Choix, boucles et aléas

    Les travaux qui font appel d’une façon ou d’une autre à l’intervention étrangère introduisent peu à peu ce qu’il est convenu d’appeler des interfaces. Celles sont plus ou moins introduites dans le corps de la présentation et permettent souvent d’interférer partiellement sur le déploiement du contenu. C’est donc l’élément qui marque l’adhésion de l’auteur à une possibilité entropique qui devra être intégrée dans une gestion de l’événement permettant un type d’appréhension passant de prime abord du contemplatoire à l’opératoire.

    L’œuvre, c’est alors un infini. Souvent un scénario bien bouclé sur lequel l’étranger est invité à agir pour le révéler. La boucle est quelque chose comme l’horloge de l’œuvre, le temps qui efface au passage les traces de ce qui vécut. Le bouclage du scénario, c’est l’identique qui va se laisser manipuler au gré des incitations. C’est l’institutionnalisation à la fois du même et de l’autre. Ce qui se produit au fil du temps disparaît, mais ce dernier reste. Tant qu’elle est remontée, l’horloge avance fidèle à sa source, immobile. En fin de compte, c’est un piège à curieux dans lequel l’enthousiasme retourne à sa forme ludique primordiale.
    La stratégie de l’œuvre vise à muer l’étranger en opérateur par cette possibilité d’action qui lui est offerte dans les temps d’ouverture. Aussi n’aura-t-il qu’un pouvoir limité, sa liberté se limitant à l’éxécution de ce qui lui est offert et qui l’inclue dans un rythme événementiel. Le mitraillage de l’écran, c’est aussi celui que subit celui qui en vient à agir, tout comme claquer la balle par ses vocalises est une manière de s’avouer à la tentation de son pouvoir d’action. C’est en appelant à l’événement que le travail voudrait accéder à l’avénement. La pensée de l’instant est la pensée intrinsèque de l’œuvre qui se révèle faible mais grandissante à chaque inclusion d’un hôte.

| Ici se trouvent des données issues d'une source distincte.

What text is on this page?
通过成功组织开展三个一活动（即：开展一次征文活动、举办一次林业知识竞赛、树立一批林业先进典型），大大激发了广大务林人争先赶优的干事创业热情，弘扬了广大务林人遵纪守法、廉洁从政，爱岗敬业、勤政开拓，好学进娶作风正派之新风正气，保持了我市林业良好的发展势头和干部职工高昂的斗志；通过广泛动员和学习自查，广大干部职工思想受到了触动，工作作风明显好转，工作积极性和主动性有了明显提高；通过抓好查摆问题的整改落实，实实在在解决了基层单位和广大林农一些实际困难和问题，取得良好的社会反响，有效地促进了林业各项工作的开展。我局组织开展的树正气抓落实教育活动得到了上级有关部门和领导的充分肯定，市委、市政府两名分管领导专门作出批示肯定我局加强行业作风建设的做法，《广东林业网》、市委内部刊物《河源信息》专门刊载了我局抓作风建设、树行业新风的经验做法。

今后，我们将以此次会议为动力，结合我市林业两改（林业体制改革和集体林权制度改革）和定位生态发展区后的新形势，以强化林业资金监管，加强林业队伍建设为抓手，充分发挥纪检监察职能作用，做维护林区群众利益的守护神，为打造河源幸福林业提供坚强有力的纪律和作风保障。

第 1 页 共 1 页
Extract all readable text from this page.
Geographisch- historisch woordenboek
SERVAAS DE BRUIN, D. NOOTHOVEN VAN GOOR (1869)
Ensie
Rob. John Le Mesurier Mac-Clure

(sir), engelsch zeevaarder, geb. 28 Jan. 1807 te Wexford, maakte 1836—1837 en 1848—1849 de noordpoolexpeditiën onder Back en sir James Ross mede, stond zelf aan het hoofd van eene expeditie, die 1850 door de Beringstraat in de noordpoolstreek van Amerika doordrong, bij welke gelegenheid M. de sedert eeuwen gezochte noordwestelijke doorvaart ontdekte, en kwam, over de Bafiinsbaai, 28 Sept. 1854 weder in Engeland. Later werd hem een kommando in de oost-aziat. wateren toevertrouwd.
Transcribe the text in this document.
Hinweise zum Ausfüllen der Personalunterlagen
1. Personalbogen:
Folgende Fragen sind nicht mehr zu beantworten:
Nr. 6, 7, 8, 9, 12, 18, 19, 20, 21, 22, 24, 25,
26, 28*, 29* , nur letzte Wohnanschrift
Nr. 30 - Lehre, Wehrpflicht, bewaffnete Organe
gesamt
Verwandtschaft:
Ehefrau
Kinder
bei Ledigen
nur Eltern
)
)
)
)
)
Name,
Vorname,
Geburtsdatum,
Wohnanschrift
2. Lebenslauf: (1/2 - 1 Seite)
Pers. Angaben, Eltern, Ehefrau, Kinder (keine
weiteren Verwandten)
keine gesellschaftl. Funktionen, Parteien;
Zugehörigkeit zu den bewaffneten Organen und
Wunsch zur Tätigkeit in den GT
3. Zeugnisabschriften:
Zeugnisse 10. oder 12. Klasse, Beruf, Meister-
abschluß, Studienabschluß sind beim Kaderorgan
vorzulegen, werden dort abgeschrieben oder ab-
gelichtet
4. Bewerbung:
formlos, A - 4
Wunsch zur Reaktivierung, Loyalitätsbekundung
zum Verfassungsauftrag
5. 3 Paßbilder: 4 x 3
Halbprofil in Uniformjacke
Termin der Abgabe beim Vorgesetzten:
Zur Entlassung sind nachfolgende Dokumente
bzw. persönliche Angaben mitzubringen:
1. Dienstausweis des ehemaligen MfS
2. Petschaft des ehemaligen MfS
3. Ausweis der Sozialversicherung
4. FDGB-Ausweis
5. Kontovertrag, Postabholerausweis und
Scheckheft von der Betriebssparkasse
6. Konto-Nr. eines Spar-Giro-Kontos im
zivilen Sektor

    L’œuvre, c’est ensuite un jeu d’impressions où l’occurrence ne saurait masquer l’aspect répétitif de ce qui est proposé et qui est au cœur de la ruse. Car l’occurrence, c’est cette nouvelle itération, un instantané qui introduit l’infini, la récurrence. L’événement va y pêcher ce qui est disponible au même instant et révèle un nouveau cadre d’appréhension, archéologique. L’enferment de la boucle appelle un affranchissement relatif offert dans l’action et qui est sensé accroître la visibilité de l’œuvre. Mais qui ne fait que mettre en évidence le secret qui en est la source.
    Les travaux ne nient alors pas la fragmentation des espaces. Il serait impudique d’agir directement sur ce qui est à mouvoir. Le lieu de l’interface, c’est l’espace de l’action, qui n’est pas celui de la réaction imposée au contenu. Chaque intervention doit amener une découverte, ce qui introduit souvent une métaphore spatiale liée à la déambulation ou à l’architecture, comme signe d’appréhension unique.

    Mais l’œuvre ne s’impose plus comme un monument. Penser la multiplicité d’éxécution devient le mode selon lequel l’insistance est d’introduire une suite d’instances qui s’effectuent présentement sur les suggestions de l’opérateur. Derrière le secret qu’elle maintient comme une arme, l’oeuvre ne peut se défaire de la transpiration de l’aléatoire sur son statut, l’accessoire. Elle est marquée par des conditions de visibilité et de régularité qui sont même souvent dépendantes de supports toujours plus périssables et qui pourraient le cas échéant poser un problème de compatibilité entre l’interface et l’opérateur qui ne se sent pas toujours l’âme joueuse.